What is “resilience”?
Resilience is the ability to adapt and cope with stress and changes.
It is important to keep in mind that externally, there may not be any obvious life stress. Some of us are more likely to have unhelpful thought patterns that cause us internal stress, conflict and turmoil. For instance, this can be worries that we may fail, not meet high expectations of ourselves or that people will not like us.
When faced with life’s challenges, if we feel helpless, inadequate and cannot foresee any hope this can lead to anxiety, depression and unhelpful behaviours (such as comfort-eating, avoiding facing problems and not problem-solving, withdrawing from people, refusing to go to school, temper outbursts and irritability, refusal of activities such as schoolwork) or medically-unexplainable physical symptoms. To the extreme extent, some kids and adults hurt themselves or do not see any point in living.
Research suggests that building resilience in children reduces the risk of violence, bullying, substance abuse, mental illness, suicide, school dropout and counteracts the effects of social disadvantage and promotes academic performance. The Building Resilience book series rhyme to increase phonological awareness and makes it fun for young readers.
As a community, I believe that we all need to work together to educate these essential life skills. Schools, parents, health professionals, community organisations and media need to stand united to build stronger future generations. Treating emotional and social problems when they have already developed is more difficult than preventing it. We need to be teaching resilience skills to our children early in life.
How can resilience be developed?
- Nurture independence
- Turn problems into learning opportunities and positive lessons
- Promote problem-solving skills
- Learning communication, social skills, compassion, helping others
Children learn by “role-modelling” (seeing the caregivers’ behaviour) and by being actively taught and practising helpful skills, such as independence.
As caregivers, it is important to demonstrate love, kindness, warmth, empathy (putting yourself in others’ shoes), problem-solving, constructive communication, and assertiveness (rather than aggression or passive-aggression).
Praise your child for any helpful behaviour. Encourage your child to do as much he/she can independently. Break it into steps by asking your child what the next step is.

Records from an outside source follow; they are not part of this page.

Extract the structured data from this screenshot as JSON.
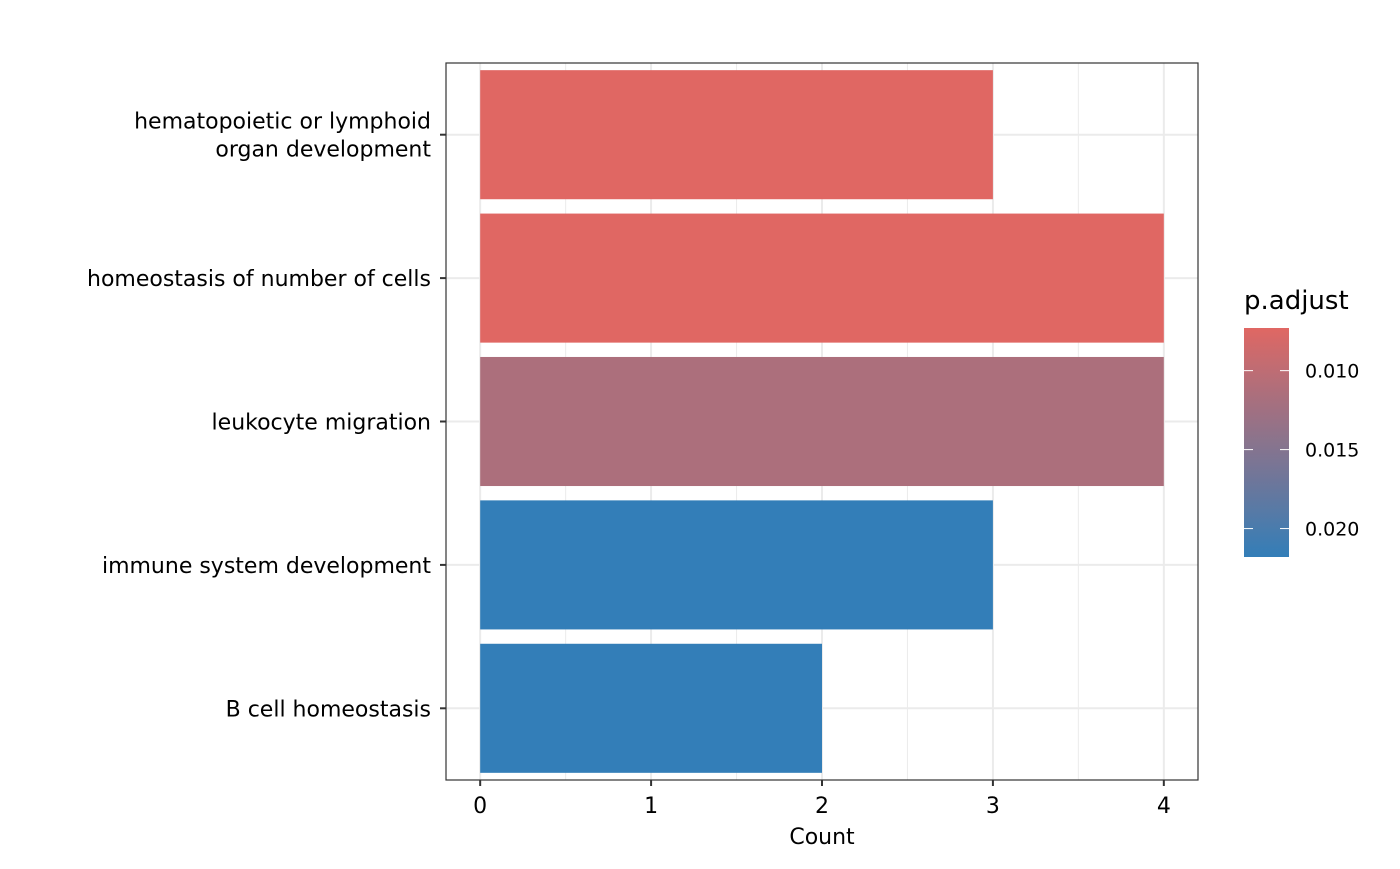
{
  "chart_data": {
    "type": "bar",
    "orientation": "horizontal",
    "categories": [
      "hematopoietic or lymphoid\norgan development",
      "homeostasis of number of cells",
      "leukocyte migration",
      "immune system development",
      "B cell homeostasis"
    ],
    "values": [
      3,
      4,
      4,
      3,
      2
    ],
    "p_adjust": [
      0.0073,
      0.0073,
      0.0115,
      0.0218,
      0.0218
    ],
    "title": "",
    "xlabel": "Count",
    "ylabel": "",
    "xlim": [
      -0.2,
      4.2
    ],
    "x_ticks": [
      "0",
      "1",
      "2",
      "3",
      "4"
    ],
    "grid": true,
    "legend": {
      "title": "p.adjust",
      "placement": "right",
      "range": [
        0.0073,
        0.0218
      ],
      "ticks": [
        {
          "value": 0.01,
          "label": "0.010"
        },
        {
          "value": 0.015,
          "label": "0.015"
        },
        {
          "value": 0.02,
          "label": "0.020"
        }
      ],
      "color_low": "#E06763",
      "color_high": "#337EB8"
    }
  }
}
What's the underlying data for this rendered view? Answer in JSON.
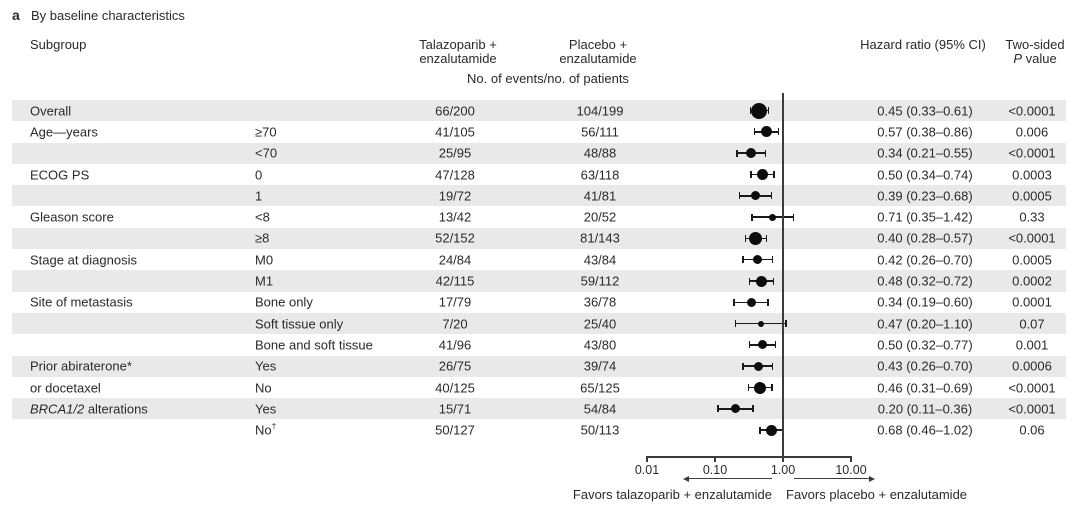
{
  "panel": {
    "label": "a",
    "title": "By baseline characteristics"
  },
  "columns": {
    "subgroup": "Subgroup",
    "arm1_line1": "Talazoparib +",
    "arm1_line2": "enzalutamide",
    "arm2_line1": "Placebo +",
    "arm2_line2": "enzalutamide",
    "events_header": "No. of events/no. of patients",
    "hr_header": "Hazard ratio (95% CI)",
    "p_header_line1": "Two-sided",
    "p_header_italic": "P",
    "p_header_rest": " value"
  },
  "chart_data": {
    "type": "forest",
    "x_scale": "log10",
    "x_axis_range": [
      0.01,
      10.0
    ],
    "reference_line": 1.0,
    "x_ticks": [
      {
        "label": "0.01",
        "value": 0.01
      },
      {
        "label": "0.10",
        "value": 0.1
      },
      {
        "label": "1.00",
        "value": 1.0
      },
      {
        "label": "10.00",
        "value": 10.0
      }
    ],
    "favors_left": "Favors talazoparib + enzalutamide",
    "favors_right": "Favors placebo + enzalutamide",
    "rows": [
      {
        "group": "Overall",
        "group_italic_prefix": "",
        "sub": "",
        "sub_sup": "",
        "arm1": "66/200",
        "arm2": "104/199",
        "hr": 0.45,
        "lo": 0.33,
        "hi": 0.61,
        "hr_text": "0.45 (0.33–0.61)",
        "p": "<0.0001"
      },
      {
        "group": "Age—years",
        "group_italic_prefix": "",
        "sub": "≥70",
        "sub_sup": "",
        "arm1": "41/105",
        "arm2": "56/111",
        "hr": 0.57,
        "lo": 0.38,
        "hi": 0.86,
        "hr_text": "0.57 (0.38–0.86)",
        "p": "0.006"
      },
      {
        "group": "",
        "group_italic_prefix": "",
        "sub": "<70",
        "sub_sup": "",
        "arm1": "25/95",
        "arm2": "48/88",
        "hr": 0.34,
        "lo": 0.21,
        "hi": 0.55,
        "hr_text": "0.34 (0.21–0.55)",
        "p": "<0.0001"
      },
      {
        "group": "ECOG PS",
        "group_italic_prefix": "",
        "sub": "0",
        "sub_sup": "",
        "arm1": "47/128",
        "arm2": "63/118",
        "hr": 0.5,
        "lo": 0.34,
        "hi": 0.74,
        "hr_text": "0.50 (0.34–0.74)",
        "p": "0.0003"
      },
      {
        "group": "",
        "group_italic_prefix": "",
        "sub": "1",
        "sub_sup": "",
        "arm1": "19/72",
        "arm2": "41/81",
        "hr": 0.39,
        "lo": 0.23,
        "hi": 0.68,
        "hr_text": "0.39 (0.23–0.68)",
        "p": "0.0005"
      },
      {
        "group": "Gleason score",
        "group_italic_prefix": "",
        "sub": "<8",
        "sub_sup": "",
        "arm1": "13/42",
        "arm2": "20/52",
        "hr": 0.71,
        "lo": 0.35,
        "hi": 1.42,
        "hr_text": "0.71 (0.35–1.42)",
        "p": "0.33"
      },
      {
        "group": "",
        "group_italic_prefix": "",
        "sub": "≥8",
        "sub_sup": "",
        "arm1": "52/152",
        "arm2": "81/143",
        "hr": 0.4,
        "lo": 0.28,
        "hi": 0.57,
        "hr_text": "0.40 (0.28–0.57)",
        "p": "<0.0001"
      },
      {
        "group": "Stage at diagnosis",
        "group_italic_prefix": "",
        "sub": "M0",
        "sub_sup": "",
        "arm1": "24/84",
        "arm2": "43/84",
        "hr": 0.42,
        "lo": 0.26,
        "hi": 0.7,
        "hr_text": "0.42 (0.26–0.70)",
        "p": "0.0005"
      },
      {
        "group": "",
        "group_italic_prefix": "",
        "sub": "M1",
        "sub_sup": "",
        "arm1": "42/115",
        "arm2": "59/112",
        "hr": 0.48,
        "lo": 0.32,
        "hi": 0.72,
        "hr_text": "0.48 (0.32–0.72)",
        "p": "0.0002"
      },
      {
        "group": "Site of metastasis",
        "group_italic_prefix": "",
        "sub": "Bone only",
        "sub_sup": "",
        "arm1": "17/79",
        "arm2": "36/78",
        "hr": 0.34,
        "lo": 0.19,
        "hi": 0.6,
        "hr_text": "0.34 (0.19–0.60)",
        "p": "0.0001"
      },
      {
        "group": "",
        "group_italic_prefix": "",
        "sub": "Soft tissue only",
        "sub_sup": "",
        "arm1": "7/20",
        "arm2": "25/40",
        "hr": 0.47,
        "lo": 0.2,
        "hi": 1.1,
        "hr_text": "0.47 (0.20–1.10)",
        "p": "0.07"
      },
      {
        "group": "",
        "group_italic_prefix": "",
        "sub": "Bone and soft tissue",
        "sub_sup": "",
        "arm1": "41/96",
        "arm2": "43/80",
        "hr": 0.5,
        "lo": 0.32,
        "hi": 0.77,
        "hr_text": "0.50 (0.32–0.77)",
        "p": "0.001"
      },
      {
        "group": "Prior abiraterone*",
        "group_italic_prefix": "",
        "sub": "Yes",
        "sub_sup": "",
        "arm1": "26/75",
        "arm2": "39/74",
        "hr": 0.43,
        "lo": 0.26,
        "hi": 0.7,
        "hr_text": "0.43 (0.26–0.70)",
        "p": "0.0006"
      },
      {
        "group": "or docetaxel",
        "group_italic_prefix": "",
        "sub": "No",
        "sub_sup": "",
        "arm1": "40/125",
        "arm2": "65/125",
        "hr": 0.46,
        "lo": 0.31,
        "hi": 0.69,
        "hr_text": "0.46 (0.31–0.69)",
        "p": "<0.0001"
      },
      {
        "group": " alterations",
        "group_italic_prefix": "BRCA1/2",
        "sub": "Yes",
        "sub_sup": "",
        "arm1": "15/71",
        "arm2": "54/84",
        "hr": 0.2,
        "lo": 0.11,
        "hi": 0.36,
        "hr_text": "0.20 (0.11–0.36)",
        "p": "<0.0001"
      },
      {
        "group": "",
        "group_italic_prefix": "",
        "sub": "No",
        "sub_sup": "†",
        "arm1": "50/127",
        "arm2": "50/113",
        "hr": 0.68,
        "lo": 0.46,
        "hi": 1.02,
        "hr_text": "0.68 (0.46–1.02)",
        "p": "0.06"
      }
    ]
  }
}
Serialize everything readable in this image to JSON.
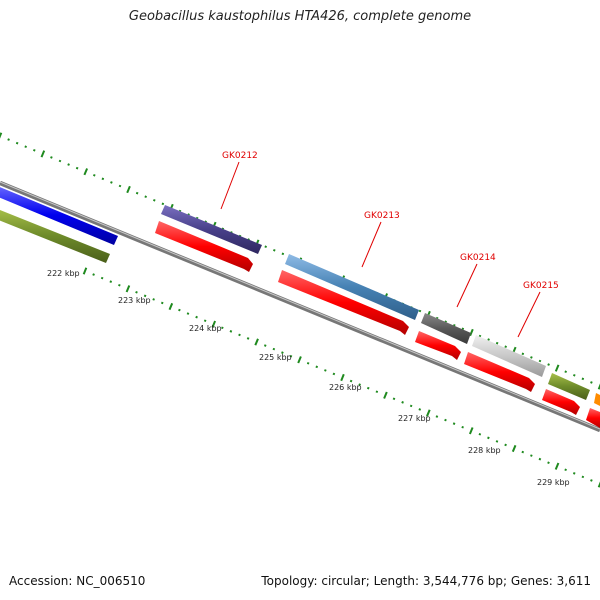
{
  "title": "Geobacillus kaustophilus HTA426, complete genome",
  "footer": {
    "accession": "Accession: NC_006510",
    "summary": "Topology: circular; Length: 3,544,776 bp; Genes: 3,611"
  },
  "scale": {
    "tick_labels": [
      "222 kbp",
      "223 kbp",
      "224 kbp",
      "225 kbp",
      "226 kbp",
      "227 kbp",
      "228 kbp",
      "229 kbp"
    ]
  },
  "genes": {
    "labels": [
      "GK0212",
      "GK0213",
      "GK0214",
      "GK0215"
    ]
  },
  "colors": {
    "backbone": "#8a8a8a",
    "cds_arrow": "#ff0000",
    "label_red": "#e00000",
    "tick_green": "#1f8a1f"
  }
}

Be consistent with your rules, boundaries and expectations. This makes children feel safer.
Building Resilience Children’s Book Series
The aim of the books are to:
- Promote mindfulness (awareness of feelings and how they relate to our thoughts, actions and situations);
- Learn to deal with life challenges and feelings in a constructive way;
- Encourage adults to identify their own challenges and to learn skills to help themselves and their children;
- Promote constructive communication between adults and children;
- Advance reading skills. Research suggests that rhyming helps to promote reading skills in young children.
The series give children, teachers and parents advice on how to deal with common situations and uncomfortable feelings. It also encourages parent-child discussion about difficult topics. There is an adult's page at the back of each book to guide adults on how to help the child with each topic.
Some topics (like certain feelings and common life events such as death) are traditionally taboo or are challenging for adults to talk about. If adults are uncomfortable talking about issues, it is even more difficult for children to discuss them or to know how to effectively cope with situations. Even feelings can be difficult to discuss for some adults. This range of books opens the communication pathways and helps children and adults to face matters without shame, embarrassment or stigma.
The books are designed to be thought-provoking and entertaining. They are aimed at 4 to 12 year old children but even adults may find them beneficial.
Each book has hidden characters in the pictures and educational activities, which add an extra dimension of fun.
To make the most of the books, it is suggested that parents discuss the book contents with the child. Thereafter, if similar feelings or situations arise in your child's life, refer back to the book characters and discuss what might be helpful in dealing with your child's situation. The more frequently this is done, your child will automatically use the strategies when faced with similar situations, in time.